Sa vie[modifier | modifier le code]

Né peut-être à Brunelles près de Nogent-le-Rotrou, Brumel est un des rares compositeurs de l'école franco-flamande nés en France, au-delà des frontières de l'empire bourguignon. Élève de Johannes Ockeghem, il est chanteur ("chantre", c'est-à-dire choriste) dans le chœur professionnel de la cathédrale Notre-Dame de Chartres en 1483, puis maître de musique (maître du chœur et des enfants, alias maître de psallette, ou encore maître de chapelle comme on dirait aujourd'hui) à la cathédrale Saint-Pierre de Genève, jusqu'en 1492. Il postule également à la cour de Savoie, mais ne se maintient pas. Il devient chanoine à Laon en 1497 et maître de musique à la cathédrale Notre-Dame de Paris en 1498. Il démissionne en 1500, retourne à Chambéry, avant d'être nommé maître de chapelle en 1506 à la cour de Ferrare (Italie) parmi la suite d'Alphonse Ier d'Este. On pense qu'il entre également au service du pape Léon X en 1513. Un caractère peut-être difficile l'amena à vivre la vie ambulante de tant de musiciens de la Renaissance (nombre d'entre eux changeaient de lieu d'exercice avec l'objectif de se perfectionner et de découvrir différentes manières de pratiquer leur art, à travers la France ou l'Europe).
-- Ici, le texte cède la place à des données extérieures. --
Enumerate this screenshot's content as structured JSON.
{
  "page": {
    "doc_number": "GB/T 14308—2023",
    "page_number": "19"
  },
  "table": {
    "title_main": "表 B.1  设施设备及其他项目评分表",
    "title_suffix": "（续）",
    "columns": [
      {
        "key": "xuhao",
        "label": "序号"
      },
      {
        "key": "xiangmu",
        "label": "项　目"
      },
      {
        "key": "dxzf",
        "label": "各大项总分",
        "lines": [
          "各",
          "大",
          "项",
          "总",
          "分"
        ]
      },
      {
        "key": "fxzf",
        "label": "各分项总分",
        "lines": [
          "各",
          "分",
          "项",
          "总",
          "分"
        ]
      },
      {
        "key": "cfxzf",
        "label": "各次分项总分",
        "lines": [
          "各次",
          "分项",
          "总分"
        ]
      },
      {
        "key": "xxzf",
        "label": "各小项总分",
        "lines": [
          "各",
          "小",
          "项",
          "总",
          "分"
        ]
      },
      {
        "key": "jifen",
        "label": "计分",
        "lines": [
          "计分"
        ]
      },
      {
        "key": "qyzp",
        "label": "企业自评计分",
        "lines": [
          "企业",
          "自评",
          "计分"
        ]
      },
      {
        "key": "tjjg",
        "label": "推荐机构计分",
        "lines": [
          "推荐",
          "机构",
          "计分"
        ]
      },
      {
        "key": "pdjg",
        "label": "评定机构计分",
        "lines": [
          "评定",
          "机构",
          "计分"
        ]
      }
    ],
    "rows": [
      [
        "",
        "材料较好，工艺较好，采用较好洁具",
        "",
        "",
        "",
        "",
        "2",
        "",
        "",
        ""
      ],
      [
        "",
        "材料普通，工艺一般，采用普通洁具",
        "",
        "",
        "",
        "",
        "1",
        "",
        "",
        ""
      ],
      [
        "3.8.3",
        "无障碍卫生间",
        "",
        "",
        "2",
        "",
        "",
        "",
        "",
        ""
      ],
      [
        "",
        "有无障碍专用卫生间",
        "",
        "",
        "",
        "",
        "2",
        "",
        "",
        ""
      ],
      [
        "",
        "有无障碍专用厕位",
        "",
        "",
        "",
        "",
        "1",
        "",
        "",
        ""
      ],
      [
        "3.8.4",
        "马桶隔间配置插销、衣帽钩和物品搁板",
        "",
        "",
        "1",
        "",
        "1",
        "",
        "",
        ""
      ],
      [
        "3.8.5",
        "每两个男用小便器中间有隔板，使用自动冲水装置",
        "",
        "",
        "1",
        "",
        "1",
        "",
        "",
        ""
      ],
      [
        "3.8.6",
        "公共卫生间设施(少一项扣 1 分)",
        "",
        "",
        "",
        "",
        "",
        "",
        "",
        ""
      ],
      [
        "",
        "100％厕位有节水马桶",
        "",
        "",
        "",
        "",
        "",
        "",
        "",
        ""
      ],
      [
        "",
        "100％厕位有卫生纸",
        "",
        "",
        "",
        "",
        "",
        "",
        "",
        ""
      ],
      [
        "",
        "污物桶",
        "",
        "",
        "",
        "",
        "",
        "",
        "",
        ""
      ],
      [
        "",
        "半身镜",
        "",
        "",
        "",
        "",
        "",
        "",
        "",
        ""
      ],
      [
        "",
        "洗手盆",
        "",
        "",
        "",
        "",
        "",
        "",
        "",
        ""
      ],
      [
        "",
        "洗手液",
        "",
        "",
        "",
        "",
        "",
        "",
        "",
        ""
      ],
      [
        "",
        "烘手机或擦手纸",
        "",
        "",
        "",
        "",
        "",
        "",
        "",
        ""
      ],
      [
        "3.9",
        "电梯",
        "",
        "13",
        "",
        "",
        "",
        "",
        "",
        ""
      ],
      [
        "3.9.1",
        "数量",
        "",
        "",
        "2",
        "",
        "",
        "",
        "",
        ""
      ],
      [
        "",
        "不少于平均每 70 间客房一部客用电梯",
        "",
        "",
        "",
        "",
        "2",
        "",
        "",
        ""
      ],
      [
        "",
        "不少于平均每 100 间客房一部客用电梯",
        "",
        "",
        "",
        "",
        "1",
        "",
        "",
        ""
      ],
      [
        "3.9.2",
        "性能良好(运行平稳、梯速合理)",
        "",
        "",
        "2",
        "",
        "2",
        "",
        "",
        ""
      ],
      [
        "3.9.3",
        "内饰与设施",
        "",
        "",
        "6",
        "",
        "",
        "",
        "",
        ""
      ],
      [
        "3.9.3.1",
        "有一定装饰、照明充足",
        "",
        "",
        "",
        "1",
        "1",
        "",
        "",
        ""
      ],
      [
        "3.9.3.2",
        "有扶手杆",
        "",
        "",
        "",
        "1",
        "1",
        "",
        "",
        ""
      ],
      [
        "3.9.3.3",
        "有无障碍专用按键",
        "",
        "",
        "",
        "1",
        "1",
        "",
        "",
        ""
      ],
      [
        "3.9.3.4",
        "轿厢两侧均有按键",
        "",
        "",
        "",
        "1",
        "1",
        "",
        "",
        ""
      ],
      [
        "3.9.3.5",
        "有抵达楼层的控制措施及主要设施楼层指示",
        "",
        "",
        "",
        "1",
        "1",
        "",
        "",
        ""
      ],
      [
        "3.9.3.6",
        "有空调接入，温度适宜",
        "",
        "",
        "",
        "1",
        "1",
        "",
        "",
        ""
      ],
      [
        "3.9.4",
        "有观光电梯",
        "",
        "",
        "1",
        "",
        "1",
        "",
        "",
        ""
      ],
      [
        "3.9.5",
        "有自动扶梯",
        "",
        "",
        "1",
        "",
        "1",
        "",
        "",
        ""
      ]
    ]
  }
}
Il est renommé à son époque - il est cité dans plusieurs déplorations de compositeurs, par ex. celle de Josquin des Prés pour Ockeghem : "Accoutrez vous d'habits de deuil, Josquin, Brumel, Pierchon, [Loyset] Compère..." - et il sera lui-même, à sa mort, l'objet de plusieurs déplorations (plus que ne le furent Jacob Obrecht, Jean Mouton, Antoine de Févin ou Alexandre Agricola). Il est loué par François Rabelais dans Pantagruel. Enfin le compositeur anglais Thomas Morley le citera en 1597 dans "A plain and easy introduction to practical music" en le considérant l'égal de Josquin, surtout pour son art dans la composition de canons.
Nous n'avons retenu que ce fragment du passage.